The influence of the powerful Medici dynasty can be seen everywhere in Florence. Palazzo Vecchio was once the home of the Medici; the Uffizi Gallery began as a collection of Medici art; the churches of Florence are filled with famous artworks commissioned by the Medici; the Basilica of San Lorenzo was rebuilt with Medici money. But the most unusual part of the Medici legacy in Florence can be found not in the palaces or piazzas, but in a small museum called La Specola, in the form of a stuffed hippopotamus.

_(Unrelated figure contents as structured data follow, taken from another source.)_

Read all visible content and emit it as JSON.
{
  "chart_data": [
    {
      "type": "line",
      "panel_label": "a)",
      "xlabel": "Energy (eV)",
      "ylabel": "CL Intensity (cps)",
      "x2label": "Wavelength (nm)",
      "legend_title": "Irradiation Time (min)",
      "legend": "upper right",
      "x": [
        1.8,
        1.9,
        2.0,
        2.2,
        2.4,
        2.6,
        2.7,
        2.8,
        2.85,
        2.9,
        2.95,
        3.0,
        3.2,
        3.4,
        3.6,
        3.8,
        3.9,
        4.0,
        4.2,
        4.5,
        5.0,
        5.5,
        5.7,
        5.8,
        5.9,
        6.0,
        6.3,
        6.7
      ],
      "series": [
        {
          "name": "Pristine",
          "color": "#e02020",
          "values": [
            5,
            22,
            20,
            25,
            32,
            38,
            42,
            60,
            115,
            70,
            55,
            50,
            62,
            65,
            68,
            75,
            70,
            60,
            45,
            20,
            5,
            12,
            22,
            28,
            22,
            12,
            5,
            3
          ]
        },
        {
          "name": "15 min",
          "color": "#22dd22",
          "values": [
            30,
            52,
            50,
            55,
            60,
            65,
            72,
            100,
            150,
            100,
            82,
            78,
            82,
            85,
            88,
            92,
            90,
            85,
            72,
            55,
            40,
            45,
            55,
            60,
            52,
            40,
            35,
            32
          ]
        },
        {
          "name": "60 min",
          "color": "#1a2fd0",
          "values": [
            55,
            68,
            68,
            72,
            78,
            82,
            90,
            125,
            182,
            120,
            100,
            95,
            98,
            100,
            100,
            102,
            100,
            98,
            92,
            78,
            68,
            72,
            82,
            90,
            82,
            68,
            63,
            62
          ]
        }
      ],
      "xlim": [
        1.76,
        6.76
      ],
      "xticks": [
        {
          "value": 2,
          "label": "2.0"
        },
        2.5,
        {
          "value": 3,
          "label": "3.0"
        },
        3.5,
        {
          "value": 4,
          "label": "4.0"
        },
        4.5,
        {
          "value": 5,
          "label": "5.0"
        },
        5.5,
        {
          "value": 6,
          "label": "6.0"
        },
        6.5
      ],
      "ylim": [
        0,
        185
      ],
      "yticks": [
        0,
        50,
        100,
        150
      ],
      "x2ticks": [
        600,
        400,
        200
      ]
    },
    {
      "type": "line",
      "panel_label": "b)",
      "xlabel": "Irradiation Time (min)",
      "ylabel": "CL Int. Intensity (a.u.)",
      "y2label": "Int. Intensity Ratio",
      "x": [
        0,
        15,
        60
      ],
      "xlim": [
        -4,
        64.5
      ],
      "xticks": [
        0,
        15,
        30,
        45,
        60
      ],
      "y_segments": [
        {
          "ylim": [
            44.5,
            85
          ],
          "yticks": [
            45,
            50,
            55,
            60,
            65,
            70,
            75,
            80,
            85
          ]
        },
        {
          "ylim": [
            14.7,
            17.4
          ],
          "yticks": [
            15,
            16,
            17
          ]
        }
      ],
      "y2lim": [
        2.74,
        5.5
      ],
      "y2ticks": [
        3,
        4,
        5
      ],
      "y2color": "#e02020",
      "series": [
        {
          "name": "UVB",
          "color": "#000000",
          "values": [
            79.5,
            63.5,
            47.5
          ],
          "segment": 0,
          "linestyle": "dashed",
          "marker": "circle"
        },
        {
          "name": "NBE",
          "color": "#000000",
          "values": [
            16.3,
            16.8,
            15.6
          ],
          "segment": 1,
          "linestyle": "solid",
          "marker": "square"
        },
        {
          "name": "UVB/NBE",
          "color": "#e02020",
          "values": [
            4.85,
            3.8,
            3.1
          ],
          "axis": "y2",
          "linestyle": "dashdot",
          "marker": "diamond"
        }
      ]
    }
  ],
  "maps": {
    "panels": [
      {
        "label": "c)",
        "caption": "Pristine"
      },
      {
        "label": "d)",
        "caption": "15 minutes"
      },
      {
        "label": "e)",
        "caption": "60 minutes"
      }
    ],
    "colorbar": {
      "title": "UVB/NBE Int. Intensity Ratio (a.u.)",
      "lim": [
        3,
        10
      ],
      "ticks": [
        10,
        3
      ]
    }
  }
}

In the 17th century, a hippo once roamed the Boboli Gardens. It was apparently the pet of Cosimo III, a member of the Medici who had a penchant for exotic animals. After its death, the hippo was inexpertly stuffed, and later displayed in Florence’s Museum of Zoology and Natural History (La Specola), where it can still be seen today.
The Medici hippo is just one of many curiosities in La Specola’s collection, which includes innumerable stuffed animals from seemingly every species, and some disturbing wax anatomical models. Anyone wishing to visit the museum can walk straight in. Unlike the Uffizi and the Accademia, there are no long queues for La Specola, but then this museum is unlike the Uffizi in pretty much every way. There are no ornate frescoed ceilings or Renaissance masterpieces here, only brightly-lit display cases of taxidermied monkeys and sea creatures you’ve probably never heard of before.
Only the most avid nature enthusiasts will have the patience for 24 rooms of stuffed animals, and although the Medici hippo has a certain kind of ugly charm, the endless cases of birds are less compelling. But as you reach the end of the museum, you’ll find La Specola’s masterpieces. What The Birth of Venus is to the Uffizi, the “Anatomical Venus” is to La Specola.
Botticelli’s Venus is blonde and nude, and so is the wax model on display in La Specola. The key difference is that the model’s internal organs are on display – disturbingly realistic lungs, intestines and blood vessels are exposed for the morbid curiosity of the viewer. The Marquis de Sade was particularly appreciative of the female models and their provocative poses. There are also male models, wax fetuses, skinless heads and other individual body parts, all crafted with painstaking attention to detail.
Although the collection might seem perverse, the wax models were not designed to disgust. In the 18th century they were used by medical students who did not have access to real bodies, enabling them to learn about the intricacies of the human anatomy. The models may not be pleasant to look at, but in their own way, they’re works of art – art that educated generations of students.
Some visitors to Florence are affected by Stendhal Syndrome, as they feel overwhelmed by the art and beauty of the city, but you’re more likely to feel faint viewing the bodies of La Specola. However, if you’re not too squeamish, and if you’re craving a change from paintings of the Madonna and Child, explore the collections of La Specola. The anatomical models may be less visually appealing than Michelangelo’s David, but many would argue that they’re masterpieces too, making us reflect on what lies under the skin.